Sukarno lives on in modern day Indonesia

However, after 15 years at the helm his dangerous game was eventually to prove very costly. With the national economy in a shambles and inflation running at a phenomenal annual rate of 650 percent, Sukarno was finally ousted in a bloody coup in 1965 in which seven senior army officers were brutally murdered and their mutilated bodies stuffed into the Lubang Buaya well located in the southern outskirts of Jakarta. The blame for the coup was pinned on the communist party. Indonesia’s nationalists - supported by military elements that had played a major role in securing the nation’s independence - then readied themselves to eliminate the left for good.
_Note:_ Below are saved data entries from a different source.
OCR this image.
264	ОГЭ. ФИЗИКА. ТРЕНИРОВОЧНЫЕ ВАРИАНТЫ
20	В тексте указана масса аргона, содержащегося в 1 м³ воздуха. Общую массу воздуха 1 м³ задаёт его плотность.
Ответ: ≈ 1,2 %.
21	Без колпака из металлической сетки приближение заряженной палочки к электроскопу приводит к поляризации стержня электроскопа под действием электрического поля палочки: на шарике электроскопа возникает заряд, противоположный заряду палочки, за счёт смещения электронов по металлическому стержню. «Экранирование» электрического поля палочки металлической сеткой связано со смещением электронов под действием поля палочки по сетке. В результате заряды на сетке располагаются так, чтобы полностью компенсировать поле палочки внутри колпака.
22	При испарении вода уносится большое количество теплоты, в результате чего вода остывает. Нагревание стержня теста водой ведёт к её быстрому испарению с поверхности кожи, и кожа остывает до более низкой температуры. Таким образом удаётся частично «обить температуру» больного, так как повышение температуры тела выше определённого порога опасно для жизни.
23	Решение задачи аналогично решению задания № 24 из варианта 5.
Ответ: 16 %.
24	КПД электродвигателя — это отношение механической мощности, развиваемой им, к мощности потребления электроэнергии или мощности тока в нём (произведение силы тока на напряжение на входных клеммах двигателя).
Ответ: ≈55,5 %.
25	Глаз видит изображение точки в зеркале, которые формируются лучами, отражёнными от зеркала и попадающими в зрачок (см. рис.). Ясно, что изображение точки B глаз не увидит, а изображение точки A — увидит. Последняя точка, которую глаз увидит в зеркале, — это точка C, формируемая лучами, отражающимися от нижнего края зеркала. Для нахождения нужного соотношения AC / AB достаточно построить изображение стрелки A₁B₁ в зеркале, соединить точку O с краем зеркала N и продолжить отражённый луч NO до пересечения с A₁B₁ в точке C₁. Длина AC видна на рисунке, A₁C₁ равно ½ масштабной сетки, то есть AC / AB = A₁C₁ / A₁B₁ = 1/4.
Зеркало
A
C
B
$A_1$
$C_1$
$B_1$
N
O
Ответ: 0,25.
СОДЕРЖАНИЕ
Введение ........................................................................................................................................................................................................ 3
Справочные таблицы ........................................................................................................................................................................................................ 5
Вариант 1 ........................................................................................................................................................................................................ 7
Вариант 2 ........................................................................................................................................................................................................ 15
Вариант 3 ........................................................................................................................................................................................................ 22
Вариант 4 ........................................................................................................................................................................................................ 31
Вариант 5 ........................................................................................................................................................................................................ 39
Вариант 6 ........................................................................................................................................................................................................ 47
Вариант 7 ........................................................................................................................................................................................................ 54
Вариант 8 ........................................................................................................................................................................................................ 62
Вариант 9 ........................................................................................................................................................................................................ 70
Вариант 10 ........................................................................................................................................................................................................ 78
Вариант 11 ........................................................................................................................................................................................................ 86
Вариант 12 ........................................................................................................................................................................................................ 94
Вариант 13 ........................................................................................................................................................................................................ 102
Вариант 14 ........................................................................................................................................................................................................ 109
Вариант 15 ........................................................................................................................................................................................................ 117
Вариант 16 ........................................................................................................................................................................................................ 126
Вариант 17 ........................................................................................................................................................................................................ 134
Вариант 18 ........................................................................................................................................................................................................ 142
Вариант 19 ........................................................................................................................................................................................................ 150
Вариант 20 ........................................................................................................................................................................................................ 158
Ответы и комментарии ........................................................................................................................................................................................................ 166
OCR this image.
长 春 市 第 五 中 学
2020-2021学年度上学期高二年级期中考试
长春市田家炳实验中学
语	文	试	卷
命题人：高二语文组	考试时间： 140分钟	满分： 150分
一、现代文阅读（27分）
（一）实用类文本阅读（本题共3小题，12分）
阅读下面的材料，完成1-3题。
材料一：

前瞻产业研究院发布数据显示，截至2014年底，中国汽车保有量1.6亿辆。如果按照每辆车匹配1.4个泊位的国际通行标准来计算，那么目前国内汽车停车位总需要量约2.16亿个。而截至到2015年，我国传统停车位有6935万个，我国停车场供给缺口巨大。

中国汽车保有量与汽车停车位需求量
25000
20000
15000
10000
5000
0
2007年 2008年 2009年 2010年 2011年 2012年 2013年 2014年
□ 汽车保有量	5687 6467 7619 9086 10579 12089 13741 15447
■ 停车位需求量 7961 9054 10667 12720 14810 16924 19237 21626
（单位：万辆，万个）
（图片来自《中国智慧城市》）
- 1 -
Up to 500,000 civilians lost their lives as a terrible orgy of violence swept the nation.

Indonesia’s new president was the man who most believe had actually engineered the coup: army general Suharto. Under his leadership, the backlash against the left continued. There were no half measures. Any socialists that hadn’t been killed directly following the coup were then arrested and sent to prisons on remote islands within the vast archipelago. Suharto gave the military a stranglehold on power by granting the institution a dwi fungsi (duel function) role in both politics and defense.

And even though the military’s political influence has been steadily curtailed by the process of democratization (the armed forces is no longer reserved seats in the nation’s parliament, for example), its tentacles of power still reach down to virtually every level of society today. Many important government positions for instance are still held by military people: the nation’s current president, Susilo Bambang Yudhoyono, is an ex-army general and so are many of the provisional governors.